Strickland cautiously concurs: "Over time we can expect to see a more considered approach to redeployment but it's difficult to say when the affected markets will recover and to what extent."
Europe's leisure market also knows that the impacts of economic, geopolitical and terror-related factors may take some time to manifest themselves. Leisure markets tend to work in cycles – many people would have booked summer 2016 holidays before events in Turkey and Brussels, and before the Brexit vote, for example. Currency effects are a potentially influential unknown.

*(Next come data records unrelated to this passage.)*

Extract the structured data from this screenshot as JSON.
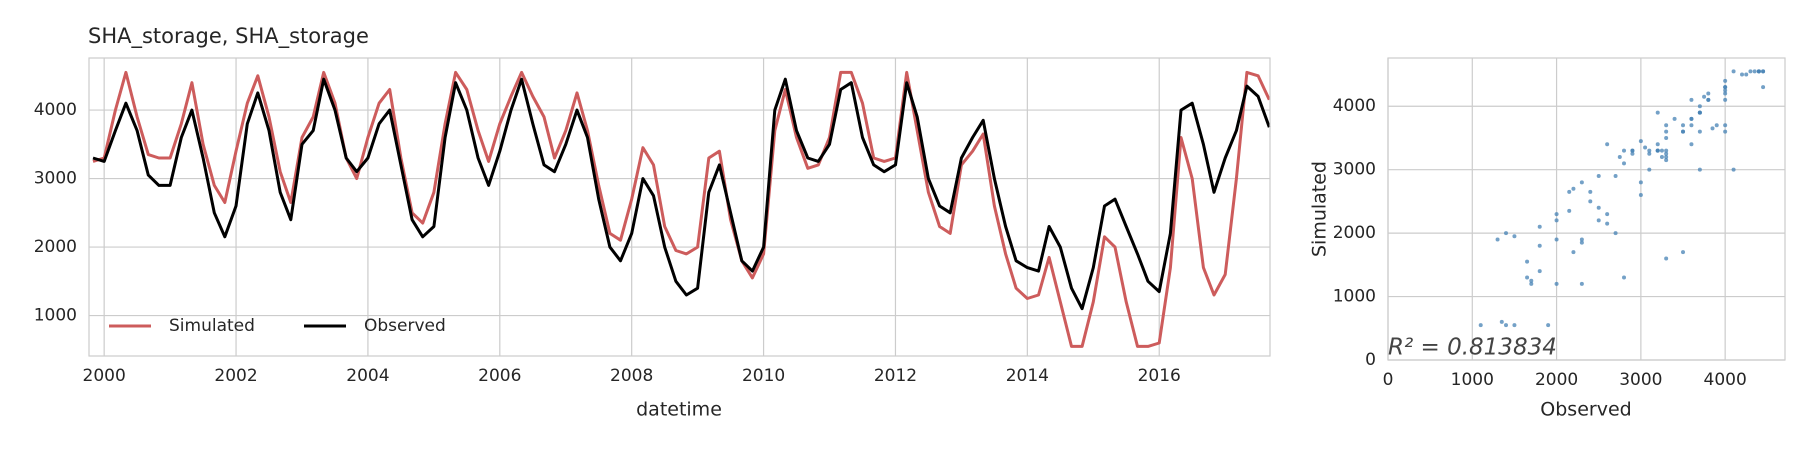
{
  "chart_data": [
    {
      "type": "line",
      "title": "SHA_storage, SHA_storage",
      "xlabel": "datetime",
      "xlim": [
        1999.77,
        2017.68
      ],
      "ylim": [
        410,
        4760
      ],
      "xticks": [
        2000,
        2002,
        2004,
        2006,
        2008,
        2010,
        2012,
        2014,
        2016
      ],
      "yticks": [
        1000,
        2000,
        3000,
        4000
      ],
      "grid": true,
      "legend": "lower left",
      "x": [
        1999.83,
        2000,
        2000.17,
        2000.33,
        2000.5,
        2000.67,
        2000.83,
        2001,
        2001.17,
        2001.33,
        2001.5,
        2001.67,
        2001.83,
        2002,
        2002.17,
        2002.33,
        2002.5,
        2002.67,
        2002.83,
        2003,
        2003.17,
        2003.33,
        2003.5,
        2003.67,
        2003.83,
        2004,
        2004.17,
        2004.33,
        2004.5,
        2004.67,
        2004.83,
        2005,
        2005.17,
        2005.33,
        2005.5,
        2005.67,
        2005.83,
        2006,
        2006.17,
        2006.33,
        2006.5,
        2006.67,
        2006.83,
        2007,
        2007.17,
        2007.33,
        2007.5,
        2007.67,
        2007.83,
        2008,
        2008.17,
        2008.33,
        2008.5,
        2008.67,
        2008.83,
        2009,
        2009.17,
        2009.33,
        2009.5,
        2009.67,
        2009.83,
        2010,
        2010.17,
        2010.33,
        2010.5,
        2010.67,
        2010.83,
        2011,
        2011.17,
        2011.33,
        2011.5,
        2011.67,
        2011.83,
        2012,
        2012.17,
        2012.33,
        2012.5,
        2012.67,
        2012.83,
        2013,
        2013.17,
        2013.33,
        2013.5,
        2013.67,
        2013.83,
        2014,
        2014.17,
        2014.33,
        2014.5,
        2014.67,
        2014.83,
        2015,
        2015.17,
        2015.33,
        2015.5,
        2015.67,
        2015.83,
        2016,
        2016.17,
        2016.33,
        2016.5,
        2016.67,
        2016.83,
        2017,
        2017.17,
        2017.33,
        2017.5,
        2017.67
      ],
      "series": [
        {
          "name": "Simulated",
          "color": "#cd5c5c",
          "values": [
            3250,
            3300,
            4000,
            4550,
            3900,
            3350,
            3300,
            3300,
            3800,
            4400,
            3500,
            2900,
            2650,
            3400,
            4100,
            4500,
            3900,
            3100,
            2650,
            3600,
            3900,
            4550,
            4100,
            3300,
            3000,
            3600,
            4100,
            4300,
            3300,
            2500,
            2350,
            2800,
            3800,
            4550,
            4300,
            3700,
            3250,
            3800,
            4200,
            4550,
            4200,
            3900,
            3300,
            3700,
            4250,
            3700,
            2900,
            2200,
            2100,
            2700,
            3450,
            3200,
            2300,
            1950,
            1900,
            2000,
            3300,
            3400,
            2400,
            1800,
            1550,
            1900,
            3700,
            4300,
            3600,
            3150,
            3200,
            3600,
            4550,
            4550,
            4100,
            3300,
            3250,
            3300,
            4550,
            3700,
            2800,
            2300,
            2200,
            3200,
            3400,
            3650,
            2600,
            1900,
            1400,
            1250,
            1300,
            1850,
            1200,
            550,
            550,
            1200,
            2150,
            2000,
            1200,
            550,
            550,
            600,
            1700,
            3600,
            3000,
            1700,
            1300,
            1600,
            3000,
            4550,
            4500,
            4150
          ]
        },
        {
          "name": "Observed",
          "color": "#000000",
          "values": [
            3300,
            3250,
            3700,
            4100,
            3700,
            3050,
            2900,
            2900,
            3600,
            4000,
            3300,
            2500,
            2150,
            2600,
            3800,
            4250,
            3700,
            2800,
            2400,
            3500,
            3700,
            4450,
            4000,
            3300,
            3100,
            3300,
            3800,
            4000,
            3200,
            2400,
            2150,
            2300,
            3600,
            4400,
            4000,
            3300,
            2900,
            3400,
            4000,
            4450,
            3800,
            3200,
            3100,
            3500,
            4000,
            3600,
            2700,
            2000,
            1800,
            2200,
            3000,
            2750,
            2000,
            1500,
            1300,
            1400,
            2800,
            3200,
            2500,
            1800,
            1650,
            2000,
            4000,
            4450,
            3700,
            3300,
            3250,
            3500,
            4300,
            4400,
            3600,
            3200,
            3100,
            3200,
            4400,
            3900,
            3000,
            2600,
            2500,
            3300,
            3600,
            3850,
            3000,
            2300,
            1800,
            1700,
            1650,
            2300,
            2000,
            1400,
            1100,
            1700,
            2600,
            2700,
            2300,
            1900,
            1500,
            1350,
            2200,
            4000,
            4100,
            3500,
            2800,
            3300,
            3700,
            4350,
            4200,
            3750
          ]
        }
      ]
    },
    {
      "type": "scatter",
      "xlabel": "Observed",
      "ylabel": "Simulated",
      "annotation": "R² = 0.813834",
      "xlim": [
        0,
        4710
      ],
      "ylim": [
        0,
        4760
      ],
      "xticks": [
        0,
        1000,
        2000,
        3000,
        4000
      ],
      "yticks": [
        0,
        1000,
        2000,
        3000,
        4000
      ],
      "grid": true,
      "color": "#4682b4",
      "x": [
        3300,
        3250,
        3700,
        4100,
        3700,
        3050,
        2900,
        2900,
        3600,
        4000,
        3300,
        2500,
        2150,
        2600,
        3800,
        4250,
        3700,
        2800,
        2400,
        3500,
        3700,
        4450,
        4000,
        3300,
        3100,
        3300,
        3800,
        4000,
        3200,
        2400,
        2150,
        2300,
        3600,
        4400,
        4000,
        3300,
        2900,
        3400,
        4000,
        4450,
        3800,
        3200,
        3100,
        3500,
        4000,
        3600,
        2700,
        2000,
        1800,
        2200,
        3000,
        2750,
        2000,
        1500,
        1300,
        1400,
        2800,
        3200,
        2500,
        1800,
        1650,
        2000,
        4000,
        4450,
        3700,
        3300,
        3250,
        3500,
        4300,
        4400,
        3600,
        3200,
        3100,
        3200,
        4400,
        3900,
        3000,
        2600,
        2500,
        3300,
        3600,
        3850,
        3000,
        2300,
        1800,
        1700,
        1650,
        2300,
        2000,
        1400,
        1100,
        1700,
        2600,
        2700,
        2300,
        1900,
        1500,
        1350,
        2200,
        4000,
        4100,
        3500,
        2800,
        3300,
        3700,
        4350,
        4200,
        3750
      ],
      "y": [
        3250,
        3300,
        4000,
        4550,
        3900,
        3350,
        3300,
        3300,
        3800,
        4400,
        3500,
        2900,
        2650,
        3400,
        4100,
        4500,
        3900,
        3100,
        2650,
        3600,
        3900,
        4550,
        4100,
        3300,
        3000,
        3600,
        4100,
        4300,
        3300,
        2500,
        2350,
        2800,
        3800,
        4550,
        4300,
        3700,
        3250,
        3800,
        4200,
        4550,
        4200,
        3900,
        3300,
        3700,
        4250,
        3700,
        2900,
        2200,
        2100,
        2700,
        3450,
        3200,
        2300,
        1950,
        1900,
        2000,
        3300,
        3400,
        2400,
        1800,
        1550,
        1900,
        3700,
        4300,
        3600,
        3150,
        3200,
        3600,
        4550,
        4550,
        4100,
        3300,
        3250,
        3300,
        4550,
        3700,
        2800,
        2300,
        2200,
        3200,
        3400,
        3650,
        2600,
        1900,
        1400,
        1250,
        1300,
        1850,
        1200,
        550,
        550,
        1200,
        2150,
        2000,
        1200,
        550,
        550,
        600,
        1700,
        3600,
        3000,
        1700,
        1300,
        1600,
        3000,
        4550,
        4500,
        4150
      ]
    }
  ]
}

"Given the lags in the system, the impact will be delayed," says aviation analyst Chris Tarry of Ctaira, citing the UK's currency weakness following the Brexit vote. "Currency will have an immediate effect on those who have already booked in terms of how far their pound goes when they get there, but this has no real impact as the package has already been sold. The real impact will be on the 'lates' market, where prices will have to fall further to get the deals sold."
LOW-COST COMPETITION
The fight for yield advantage, particularly with capacity being squeezed into fewer destinations by picky customers, is further complicated by competition from low-cost carriers on leisure routes.
Monarch Airlines has seen things from both sides of the fence. The UK carrier jumped ship from charter operations and reinvented itself as a 100% scheduled operator in 2015 – successfully enough to become the subject of speculation about a takeover by EasyJet earlier this year. The idea of EasyJet taking on Monarch – denied by both parties – highlights the blurred lines between leisure and low-cost operators, which increasingly compete on similar terms.

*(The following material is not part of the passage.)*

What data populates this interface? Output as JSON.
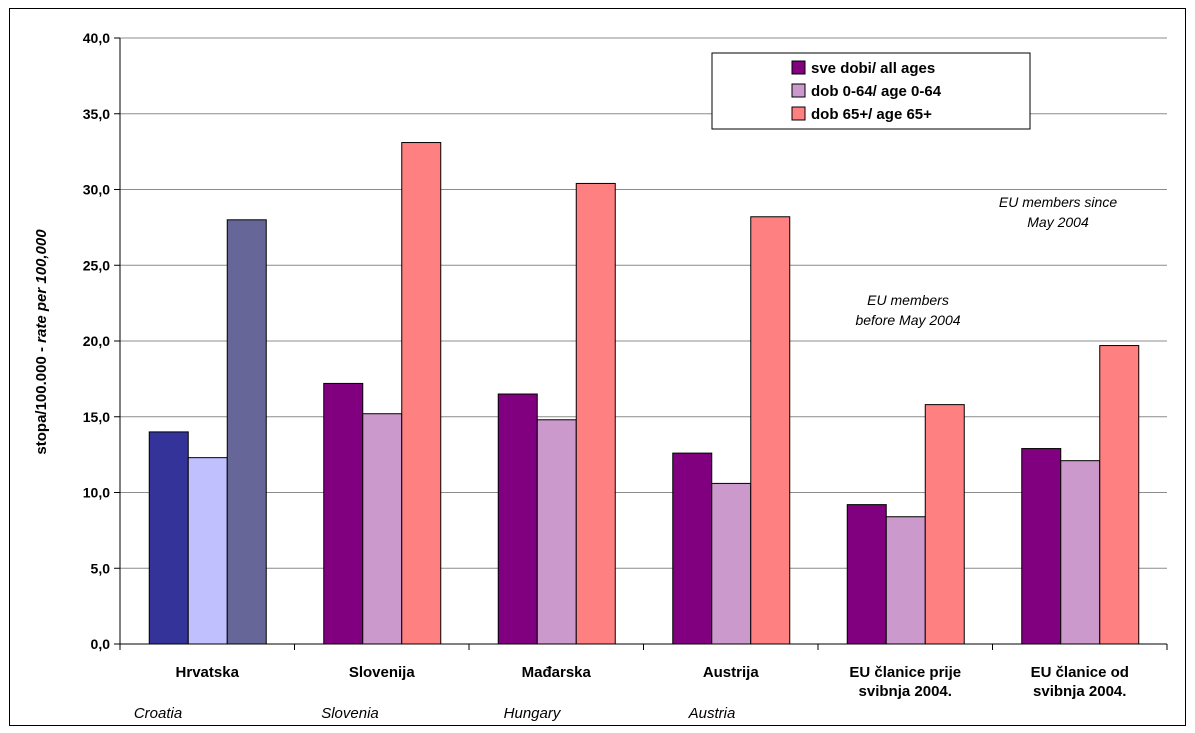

"Controlled product and distribution is increasingly important and you see the LCCs – especially Jet2, Monarch and, to a lesser degree, Norwegian and Ryanair – moving more towards what would traditionally be considered and charter/tour operator model with their own holiday brands and more open to the concept of third-party distribution," says Denton.
But does this threaten the very existence of dedicated leisure carriers in Europe?
"For large leisure groups there is still value in control of seat inventory by owning an in-house carrier, but there are equally cost benefits in tapping into inventory of LCCs as required and thus avoiding cost and reducing risk and exposure to market sensitivities," says Strickland.
Lithuania-based Small Planet Airlines is attempting to prove that small charter operators still have a place, too. The carrier has partnered with TUI and Thomas Cook, operating charter flights for the two tour operators since May this year. Andreas Wobig, chief executive of the carrier's German operations, still sees a role for charter carriers in Europe. "We think that full or partial charter flights – where an aircraft is hired by a tour operator – will continue to exist in future," he said in March.
For now, most of Europe's leisure carriers – chartered, scheduled or hybrid, big or small – will be hoping for two things: a quick return to currently off-limits destinations to alleviate yield pressure, and an economy that avoids storms on the horizon and gives customers the confidence to continue spending money on leisure travel.